Sloppy gridiron gruel for hungry fans
Cold, Hard Football Facts for Jun 30, 2005
Our weeklong preview of the previews concludes today with a look at the top preview on the market, Street & Smith's Pro Football 2005 Yearbook. If you're going to purchase just one preview this summer, this is the one indispensable package you can reference all season long.
Here are the rest of our preview profiles, from worst to first
Monday, June 27: Sporting News
Tuesday, June 28: Athlon Sports
Wednesday, June 29: Lindy's
Thursday, June 30: Pro Football Weekly
Friday, July 1: Street & Smith's
Tuesday, June 28: Athlon Sports
Wednesday, June 29: Lindy's
Thursday, June 30: Pro Football Weekly
Friday, July 1: Street & Smith's
***
The national football preview magazines all follow a tried and true formula: whip together a quick overview of each team, mix with some predictions, slather with a layer of hastily prepared feature articles, season with a dash of statistics, splash the cover with the most popular player in each local market and then spice things up with some gratuitous snapshots of bosomy young cheerleaders.

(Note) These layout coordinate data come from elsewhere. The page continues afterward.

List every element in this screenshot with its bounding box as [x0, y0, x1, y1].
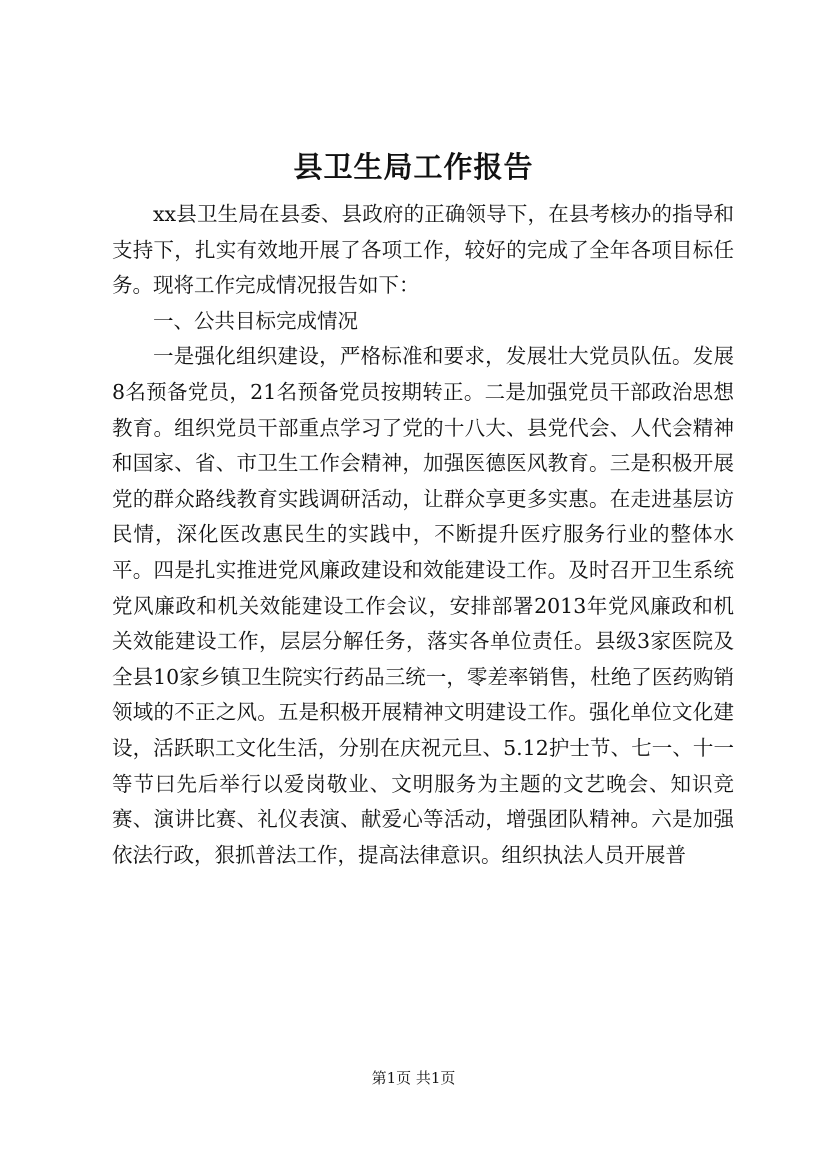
page-number: 第1页 共1页 [371, 1069, 456, 1087]
section-heading: 一、公共目标完成情况 [153, 308, 358, 333]
paragraph-intro: xx县卫生局在县委、县政府的正确领导下，在县考核办的指导和支持下，扎实有效地开展了各项工作，较好的完成了全年各项目标任务。现将工作完成情况报告如下： [112, 202, 734, 298]
paragraph-section-one: 一是强化组织建设，严格标准和要求，发展壮大党员队伍。发展8名预备党员，21名预备党员按期转正。二是加强党员干部政治思想教育。组织党员干部重点学习了党的十八大、县党代会、人代会精神和国家、省、市卫生工作会精神，加强医德医风教育。三是积极开展党的群众路线教育实践调研活动，让群众享更多实惠。在走进基层访民情，深化医改惠民生的实践中，不断提升医疗服务行业的整体水平。四是扎实推进党风廉政建设和效能建设工作。及时召开卫生系统党风廉政和机关效能建设工作会议，安排部署2013年党风廉政和机关效能建设工作，层层分解任务，落实各单位责任。县级3家医院及全县10家乡镇卫生院实行药品三统一，零差率销售，杜绝了医药购销领域的不正之风。五是积极开展精神文明建设工作。强化单位文化建设，活跃职工文化生活，分别在庆祝元旦、5.12护士节、七一、十一等节曰先后举行以爱岗敬业、文明服务为主题的文艺晚会、知识竞赛、演讲比赛、礼仪表演、献爱心等活动，增强团队精神。六是加强依法行政，狠抓普法工作，提高法律意识。组织执法人员开展普 [112, 344, 734, 867]
document-body [112, 197, 734, 873]
page-footer [0, 1068, 827, 1088]
document-title: 县卫生局工作报告 [293, 150, 534, 184]
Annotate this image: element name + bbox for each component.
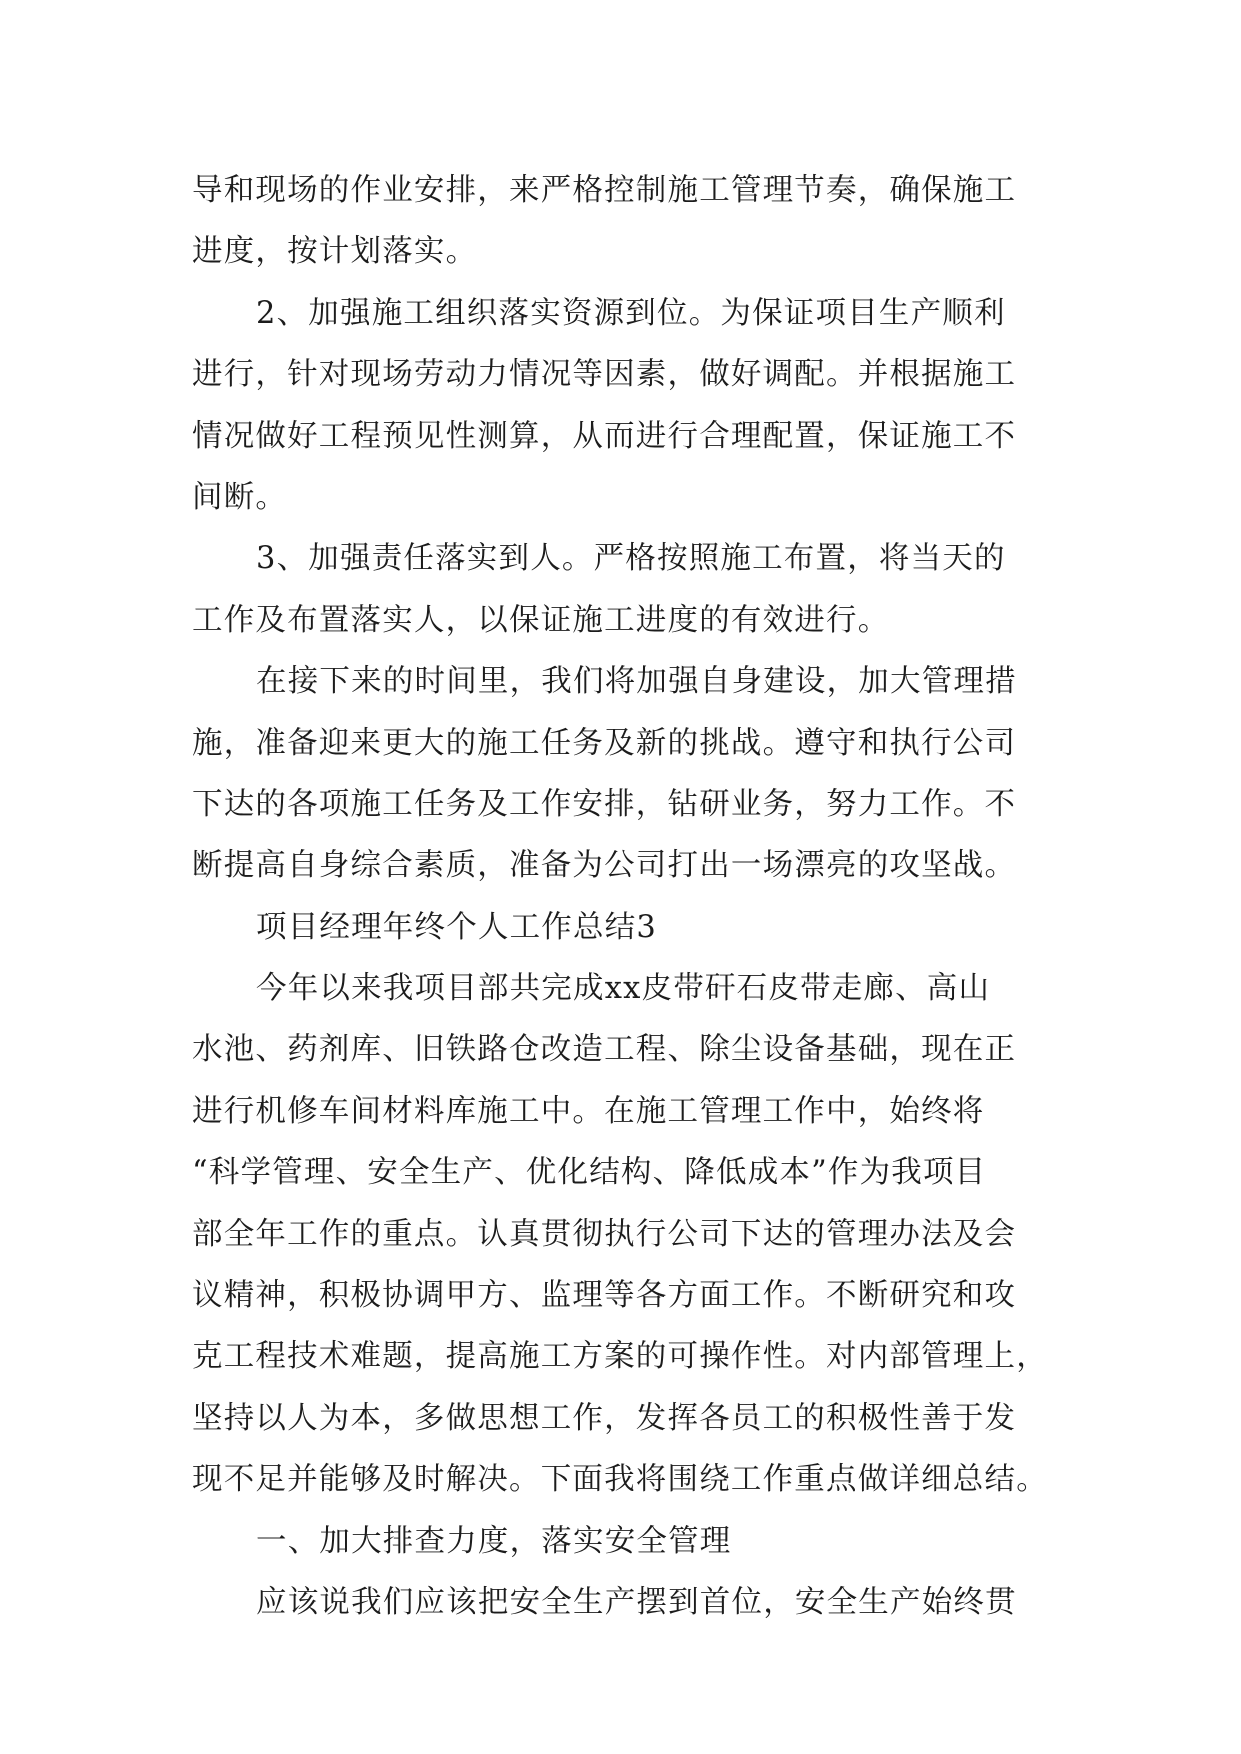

These league-wide previews achieve varying degrees of success. Some are welded together with fact-filled insight. Others are Scotch-taped together with opinion-filled trivial tripe that offers nothing to the serious fan. In either case, it is a fast and easy buck for publishers: angry pigskin trolls like you and us who have gone nearly half a year without real live football action snap up these issues by the millions, wolfing down every little tantalizing scrap of gridiron gruel in eager anticipation of a full plate of tasty football treats in September.
You could take your chances randomly selecting a single issue off the magazine rack, or you could buy every single one and take in all the info. But at an average price of nearly $7 per issue buying each preview is an easy way to waste a lot of money better spent on beer and porn. Plus, what kind of friendless outcasts have the time and the pathologically asocial inclination to pore through every last word of every god-forsaken preview – in the height of summer, no less?
Oh, that's right. We do.
We looked at five major national pro football previews: Athlon Sports Pro Football 2005 NFL Preview, Lindy's 2005 Pro Football, Pro Football Weekly NFL Preview 2005, Sporting News Pro Football 2005 Preview and Street & Smith's Pro Football 2005 Yearbook.
We've pored through each and every one, and will offer up one report each day this week, starting with the worst preseason preview and making our way to the best – the one you should pick up Friday and start reading over the July 4th weekend.
Sure, this involves quite a bit of subjectivity. But, as always, we put our faith in every possible instance in the harsh, inalterable reality of raw numbers.